Court: Michigan Court of Appeals ( Unpublished Opinion )
Applicability of MCL 750.479c(2);”Serious misdemeanor” defined; MCL 780.811(1)(a)(xiv); MCL 750.479c(5)(c); Sufficiency of the evidence to support a conviction for lying to a police officer during a police investigation; MCL 750.479c(1)(b); Statutory interpretation; People v. Thomas; People v. Borchard-Ruhland; People v. Flick; “Inform” defined; Right against self-incrimination; Miranda v. Arizona; Custodial interrogation; People v. Steele; Roadside questioning; People v. Burton; Plain error review; People v. Carines; Ineffective assistance of counsel; Prejudice; People v. Gioglio (On Remand); Operating while intoxicated (OWI); Driving while license suspended (DWLS)

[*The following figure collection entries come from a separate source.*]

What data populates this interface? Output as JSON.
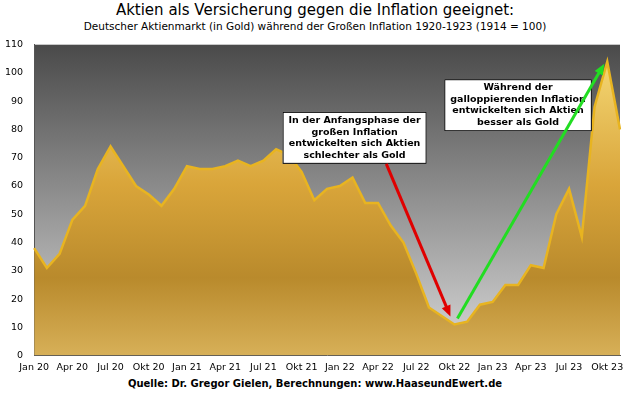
{
  "chart_data": {
    "type": "area",
    "title": "Aktien als Versicherung gegen die Inflation geeignet:",
    "subtitle": "Deutscher Aktienmarkt (in Gold) während der Großen Inflation 1920-1923 (1914 = 100)",
    "source": "Quelle: Dr. Gregor Gielen, Berechnungen: www.HaaseundEwert.de",
    "categories": [
      "Jan 20",
      null,
      null,
      "Apr 20",
      null,
      null,
      "Jul 20",
      null,
      null,
      "Okt 20",
      null,
      null,
      "Jan 21",
      null,
      null,
      "Apr 21",
      null,
      null,
      "Jul 21",
      null,
      null,
      "Okt 21",
      null,
      null,
      "Jan 22",
      null,
      null,
      "Apr 22",
      null,
      null,
      "Jul 22",
      null,
      null,
      "Okt 22",
      null,
      null,
      "Jan 23",
      null,
      null,
      "Apr 23",
      null,
      null,
      "Jul 23",
      null,
      null,
      "Okt 23",
      null
    ],
    "values": [
      38,
      31,
      36,
      48,
      53,
      66,
      74,
      67,
      60,
      57,
      53,
      59,
      67,
      66,
      66,
      67,
      69,
      67,
      69,
      73,
      71,
      65,
      55,
      59,
      60,
      63,
      54,
      54,
      46,
      40,
      29,
      17,
      14,
      11,
      12,
      18,
      19,
      25,
      25,
      32,
      31,
      50,
      59,
      42,
      88,
      104,
      80
    ],
    "color": "#e8b420",
    "ylim": [
      0,
      110
    ],
    "yticks": [
      0,
      10,
      20,
      30,
      40,
      50,
      60,
      70,
      80,
      90,
      100,
      110
    ],
    "grid": false,
    "annotations": [
      {
        "text": [
          "In der Anfangsphase der",
          "großen Inflation",
          "entwickelten sich Aktien",
          "schlechter als Gold"
        ],
        "color": "#e00000"
      },
      {
        "text": [
          "Während der",
          "galloppierenden Inflation",
          "entwickelten sich Aktien",
          "besser als Gold"
        ],
        "color": "#22dd22"
      }
    ]
  }
}
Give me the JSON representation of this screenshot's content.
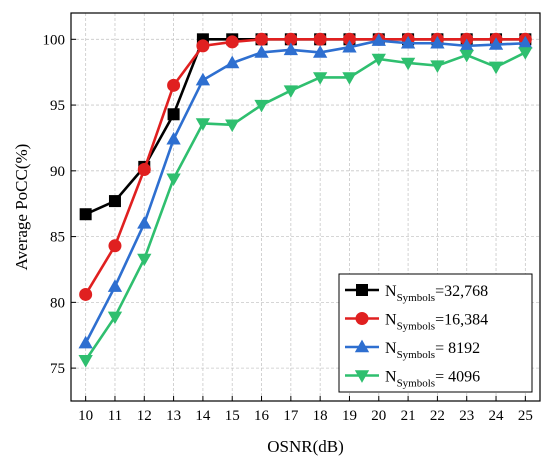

Holding that there was insufficient evidence to support defendant’s conviction for lying to an officer (H) during an investigation because there was no evidence H informed him that he was being investigated for OWI, the court vacated his conviction under MCL 750.479c(2)(c). However, it affirmed his OWI, third offense and DWLS convictions, concluding that while he was arguably subjected to a custodial interrogation, there was no reasonable probability the trial’s outcome would have been different had his statements been suppressed. As to his argument that he could not be convicted under MCL 750.479c, it found that he improperly conflated the elements of the crime, set forth in MCL 750.479c(1), with the penalty for committing it, set forth in MCL 750.479c(2). He was “not immune to prosecution under MCL 750.479 simply because, at the time he was investigated,” H did not necessarily know what crime defendant “would eventually be charged with committing.” However, the court agreed with his claim that there was insufficient evidence to support his conviction of lying to an officer during a police investigation. He contended he was never informed by H that H was conducting a criminal investigation. As the statute does not define “inform,” the court consulted a dictionary, and held that, “under the plain language of the statute, in order to satisfy the first element, a police officer must communicate to the defendant that he or she is conducting a criminal investigation. Moreover, because only false or misleading statements regarding ‘that investigation,’ are prohibited under MCL 750.479c(1)(c), the officer must specifically tell the defendant what crime the officer is investigating.” The court rejected the prosecution’s argument that this element was met because defendant was aware H was investigating him for OWI. The statute “expressly requires that the person be informed by the police officer that the officer is conducting a criminal investigation into a specific matter.” There was no evidence H actually informed him that he was investigating whether he was operating under the influence.